# The Little Big Eight layout



## Longvallon (9 mo ago)

Hello There !
I started the building of The Little Big Eight layout in H0 scale. Why a figure 8 layout? For absolutely no serious reason except for the fun. The dimensions are: 32" x 87" . I use Trix C track and a very small Märklin crossover (modified for 2-rails DC, of course!). This little device solved all my electrical issues because with the big one I had a big short on the entire layout. All your comments, advices and criticism will be greatly appreciated.


----------



## Longvallon (9 mo ago)

Before painting the benchwork, I did a test.
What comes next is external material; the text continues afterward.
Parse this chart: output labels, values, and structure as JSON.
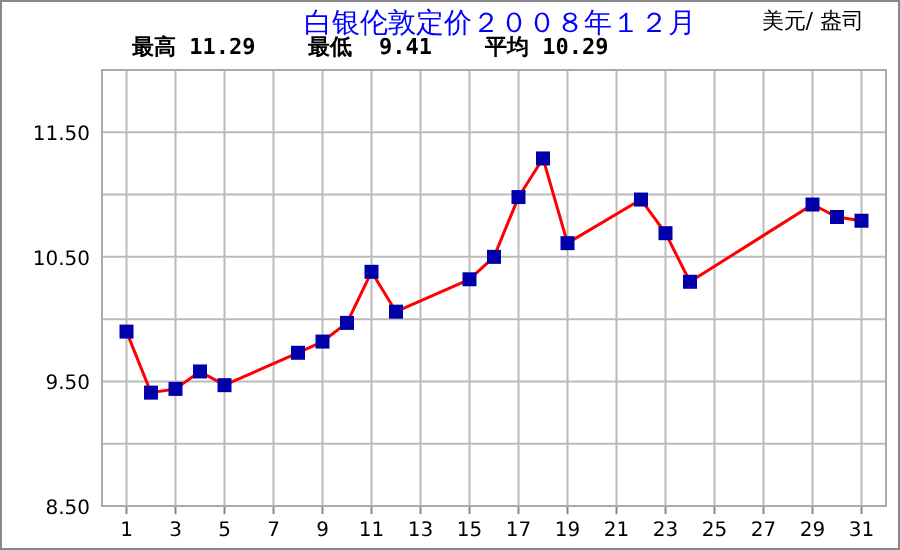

Everything works well !


----------



## Dennis461 (Jan 5, 2018)

So, you have 15" radius track?


----------



## Longvallon (9 mo ago)

Dennis461 said:


> So, you have 15" radius track?


 Yes, but not everywhere.
62130=15"
62230=18"


----------



## Longvallon (9 mo ago)

A new video. Enjoy !


----------



## GTW son (12 mo ago)

One more car on there and its a figure 8 demolition derby....
Great start.
I'm going to guess the track is not fastened down so you can tear it apart and experiment when ever you want.


----------



## Longvallon (9 mo ago)

GTW son said:


> One more car on there and its a figure 8 demolition derby....


----------



## Longvallon (9 mo ago)

I nailed the track on the benchwork.


----------



## Longvallon (9 mo ago)

I got a direct order from SWMBO: "we need more room for really serious things. So you must dismantle your layout right now !". That's what I did. I put all my model railroad stuff in boxes.


----------